Susan reached out to me after the forum and we shared resources and ideas, attended each others' meetings, generally kept in touch with each other over a protracted period of time, and offer inspiration and encouragement in a labor of love - building bridges across man-fabricated geographical boundaries and socio-economic status.

Susan made no, absolutely no excuses about working with me and our group. She did not hesitate offer an ear, encouragement, and energy to our movement. She wanted to see the same benefits for us that we wanted to see for ourselves and vis versa. No parochial or petty political posturing as tradition holds: "you take care of you your 'back yard' and we'll take care of ours"; or "we have capacity and you don't, so go get your act together"; or "you're black and urban and we are white and suburban, so we can't mix water and wine". None of that.

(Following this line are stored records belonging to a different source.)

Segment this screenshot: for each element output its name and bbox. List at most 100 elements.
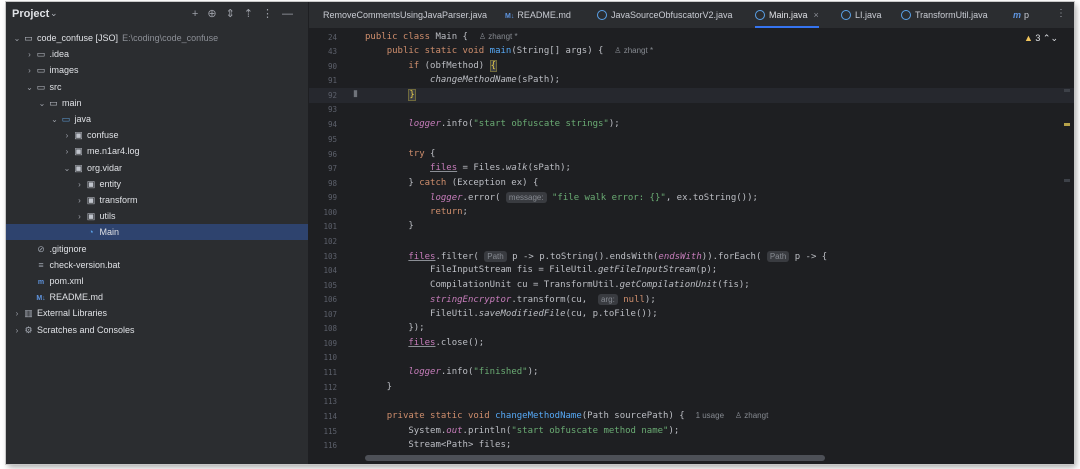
line-number[interactable]: 105 [309, 281, 337, 290]
tree-item[interactable]: › ▣ utils [6, 208, 308, 224]
line-number[interactable]: 108 [309, 324, 337, 333]
editor-tab[interactable]: mp [1013, 2, 1029, 28]
line-number[interactable]: 91 [309, 76, 337, 85]
chevron-down-icon[interactable]: ⌄ [50, 112, 60, 128]
line-number[interactable]: 24 [309, 33, 337, 42]
close-icon[interactable]: × [814, 10, 819, 20]
code-line: return; [430, 207, 468, 217]
tree-item[interactable]: › ▣ me.n1ar4.log [6, 143, 308, 159]
tree-item-label: External Libraries [37, 308, 108, 319]
tree-item[interactable]: › ▭ images [6, 62, 308, 78]
chevron-right-icon[interactable]: › [75, 177, 85, 193]
line-number[interactable]: 103 [309, 252, 337, 261]
source-folder-icon: ▭ [61, 114, 71, 124]
line-number[interactable]: 109 [309, 339, 337, 348]
chevron-right-icon[interactable]: › [75, 209, 85, 225]
chevron-right-icon[interactable]: › [62, 128, 72, 144]
editor-tab[interactable]: RemoveCommentsUsingJavaParser.java [323, 2, 487, 28]
horizontal-scrollbar[interactable] [365, 455, 825, 461]
chevron-right-icon[interactable]: › [12, 323, 22, 339]
tab-label: RemoveCommentsUsingJavaParser.java [323, 10, 488, 20]
tree-item-label: code_confuse [JSO] [37, 33, 119, 43]
tree-item[interactable]: › ▣ entity [6, 176, 308, 192]
tree-item[interactable]: › ▭ .idea [6, 46, 308, 62]
code-line: try { [408, 149, 436, 159]
chevron-down-icon[interactable]: ⌄ [12, 31, 22, 47]
error-stripe-mark[interactable] [1064, 89, 1070, 92]
collapse-all-icon[interactable]: ⇡ [244, 8, 262, 20]
line-number[interactable]: 101 [309, 222, 337, 231]
line-number[interactable]: 116 [309, 441, 337, 450]
editor-tab[interactable]: M↓ README.md [505, 2, 571, 28]
line-number[interactable]: 96 [309, 150, 337, 159]
chevron-down-icon[interactable]: ⌄ [37, 96, 47, 112]
line-number[interactable]: 112 [309, 383, 337, 392]
tree-item[interactable]: ≡ check-version.bat [6, 257, 308, 273]
tree-item[interactable]: › ▥ External Libraries [6, 305, 308, 321]
line-number[interactable]: 115 [309, 427, 337, 436]
tree-item[interactable]: ⌄ ▭ java [6, 111, 308, 127]
more-icon[interactable]: ⋮ [262, 8, 282, 20]
line-number[interactable]: 113 [309, 397, 337, 406]
line-number[interactable]: 95 [309, 135, 337, 144]
tree-item[interactable]: ⊘ .gitignore [6, 241, 308, 257]
line-number[interactable]: 94 [309, 120, 337, 129]
tree-item[interactable]: › ▣ confuse [6, 127, 308, 143]
chevron-down-icon[interactable]: ⌄ [1050, 33, 1058, 43]
chevron-right-icon[interactable]: › [75, 193, 85, 209]
add-icon[interactable]: + [192, 8, 207, 20]
editor-tab[interactable]: LI.java [841, 2, 882, 28]
line-number[interactable]: 111 [309, 368, 337, 377]
line-number[interactable]: 99 [309, 193, 337, 202]
line-number[interactable]: 92 [309, 91, 337, 100]
error-stripe-mark[interactable] [1064, 179, 1070, 182]
expand-all-icon[interactable]: ⇕ [226, 8, 244, 20]
tree-item[interactable]: ⌄ ▭ code_confuse [JSO] E:\coding\code_confu… [6, 30, 308, 46]
line-number[interactable]: 114 [309, 412, 337, 421]
chevron-right-icon[interactable]: › [12, 306, 22, 322]
tree-item-label: java [74, 114, 92, 124]
line-number[interactable]: 104 [309, 266, 337, 275]
tree-item[interactable]: ⌄ ▣ org.vidar [6, 160, 308, 176]
project-panel-title[interactable]: Project [12, 8, 49, 20]
chevron-right-icon[interactable]: › [62, 144, 72, 160]
editor-tab[interactable]: TransformUtil.java [901, 2, 988, 28]
tree-item[interactable]: ⌄ ▭ main [6, 95, 308, 111]
tree-item[interactable]: › ⚙ Scratches and Consoles [6, 322, 308, 338]
bookmark-gutter-icon[interactable]: ▮ [353, 88, 358, 99]
line-number[interactable]: 107 [309, 310, 337, 319]
line-number[interactable]: 93 [309, 105, 337, 114]
code-line: FileUtil.saveModifiedFile(cu, p.toFile()… [365, 309, 658, 319]
code-editor[interactable]: ▲ 3 ⌃⌄ 24 43 90 91 92 93 94 95 96 97 98 99 100 101 102… [309, 29, 1074, 464]
package-icon: ▣ [86, 211, 96, 222]
tree-item[interactable]: › ▣ transform [6, 192, 308, 208]
chevron-down-icon[interactable]: ⌄ [50, 8, 58, 19]
line-number[interactable]: 100 [309, 208, 337, 217]
code-line: files = Files.walk(sPath); [430, 163, 571, 173]
chevron-right-icon[interactable]: › [25, 47, 35, 63]
line-number[interactable]: 90 [309, 62, 337, 71]
editor-tab[interactable]: JavaSourceObfuscatorV2.java [597, 2, 733, 28]
tree-item[interactable]: ⌄ ▭ src [6, 79, 308, 95]
tree-item[interactable]: m pom.xml [6, 273, 308, 289]
line-number[interactable]: 43 [309, 47, 337, 56]
chevron-right-icon[interactable]: › [25, 63, 35, 79]
inspection-widget[interactable]: ▲ 3 ⌃⌄ [1024, 33, 1058, 44]
tree-item-label: pom.xml [49, 276, 84, 286]
minimize-icon[interactable]: — [282, 8, 302, 20]
chevron-down-icon[interactable]: ⌄ [25, 80, 35, 96]
tab-menu-icon[interactable]: ⋮ [1056, 8, 1066, 19]
tree-item[interactable]: M↓ README.md [6, 289, 308, 305]
tab-label: Main.java [769, 10, 808, 20]
locate-icon[interactable]: ⊕ [207, 8, 225, 20]
line-number[interactable]: 106 [309, 295, 337, 304]
tree-item[interactable]: ◔ Main [6, 224, 308, 241]
line-number[interactable]: 110 [309, 353, 337, 362]
chevron-down-icon[interactable]: ⌄ [62, 161, 72, 177]
line-number[interactable]: 102 [309, 237, 337, 246]
line-number[interactable]: 98 [309, 179, 337, 188]
error-stripe-mark[interactable] [1064, 123, 1070, 126]
tree-item-label: Scratches and Consoles [37, 324, 135, 335]
line-number[interactable]: 97 [309, 164, 337, 173]
editor-tab[interactable]: Main.java × [755, 2, 819, 28]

We Are BOOST grew out of our efforts to ensure local community inclusion in the redevelopment planning and decision-making process in New Jersey capital's Old Trenton Neighborhood (OTN). Susan was a very important part of our group's ability to connect with our suburban neighbors for insights, encouragement, and access to technical assistance and training through her connection with the Princeton Public Library. I was able to bring more than a handful of OTN stakeholders to various training and networking opportunities as a result of Susan's passion about our mutual causes.

Back in OTN - At least two of the many proposed projects have "green" or "sustainability" elements in both the buildings, garages, open and public spaces, and streetscape design plans. This prompted me to begin to research and identify possible opportunities that can be generated for local residents and business owners if we prepared or equipped ourselves with a working knowledge of green building, sustainable community design, smart growth, and environmental economics.

Thusly, since early 2007, We Are BOOST has been one of the leading group raising public awareness and building local community capacity to be engaged in community benefits negotiation as well as use these leading-edge principles in everyday living. In 2008, WAB sponsored and hosted dozens of workshops, focus sessions, panel discussions, redevelopment site tours, and youth enrichment activities.

Our recent successes does not mean the work is any easier than it was three years ago. Lots of stress from long hours of work each day for days on end, skepticism from the "green movement" movers and shakers for whatever reasons, and not a lot of financial support. We leverage all five capitals to get our work accomplished and the learning curve is very, very, very with our methodology.

Again, I get a contact inquiry from whom? Susan - inviting us to put together a panel for the 2009 Princeton Environmental Film Festival. Yet another step in the right direction and opportunity to grow our work and continue to build bridges. Susan is still there, sharing, informing, inspiring, and inviting all to take part in a common cuase.

We Are BOOST looks forward to working with like-minded groups and individuals - like Susan - to grow this effort, initiate local as well as regionally collaborative programs, projects, and policy work to that manifest community benefits, community-first and equitable development, and environmental economy.

Susan Conlon - thank you! Here it is almost three years later - next month - and what a long way each of us has come. We have never lost our connection and our mission(s) remain the same. We congratulate you on an outstanding week of PEFF and wish you only the best of success for you and all who are involved in this movement.